Serves two greedy people as a main.

200g/7oz plain flour
100g/3.5oz semolina flour (you can just use plain, just semolina or even wholemeal - I personally like a mix)
Pinch of salt
Enough tepid water to make a dough

Heap the flour and salt together in a mound and create a well in the centre. Add the tepid water slowly and mix to a firm elastic dough. Knead well and shape into long rolls that are 1.5 cms in diameter. Cut into square-like sections and drag them one at a time, slowly over a work surface using the tip of a table knife to form little shells. It helps to start from the top and to continue holding the top with your other hand whilst dragging them down. You can place each shell upside down on the tip of your thumb to accentuate its curve. To give you and idea of the shape that you are after, orecchiette means ‘little ears’ in English.

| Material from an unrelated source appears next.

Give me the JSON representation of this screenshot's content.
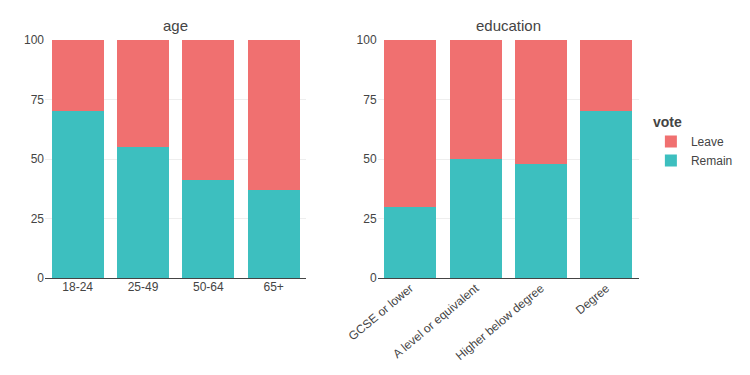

The same dough can be used to make a rustic macaroni. You just need need a thin, straight piece of metal. I use an old, handle-less bbq skewer. This time you'll need long rolls that are about 1cm wide. Cut every 3 cms or so. Then, place two cut pieces on your work surface. Place your metal tool on top of them and roll it up and down quickly to create macaroni-like tubes. Don't worry if they don't all work - it'll just look more homemade.

Orecchiette works really well with tomato-based sauces. I've also included the recipe for a non-tomato recipe using orecchiete as it's really easy and tastes divine (if you like broccoli).

Orecchiette e Cime de Rapa (it has an e at the end but I've spelled it phonetically for obvious reasons) - Pasta with Broccoli

Cime de rapa is often referred to in English cookbooks as turnip tops (a very distant relation), this is a most confusing description. It looks and tastes more like a slightly stronger flavoured sprouting broccoli, so substitute any of this family should you be unable to find any.

360g/12.5oz orecchiette
6 tbsp olive oil
2 fresh red chillies or 1tsp dried and crushed
400g/14oz cime de rapa
4 garlic cloves, sliced or bruised and whole
50g/2oz Parmesan or pecorino cheese

Anchovy fillets (3) or a handful of capers are often included and you may also wish to include 3 tbsp pine nuts and/or 3tbsp soaked sultanas.
Clean and de-leaf the cime de rapa and cook for five minutes in salted boiling water, then drain. Heat the oil in a pan and cook the garlic and chilli for 3 minutes. Add the cime de rapa and cook for around five minutes until tender, stirring occasionally.

Meanwhile cook the orecchiette in a pan of salted boiling water for 10 minutes. Drain the pasta and toss with the cime de rape. Serve with grated cheese and dried chilli flakes. Alternatively, you can cook the cime de rape with the orecchiette. If using this method pour oil and sprinkle cheese on once drained.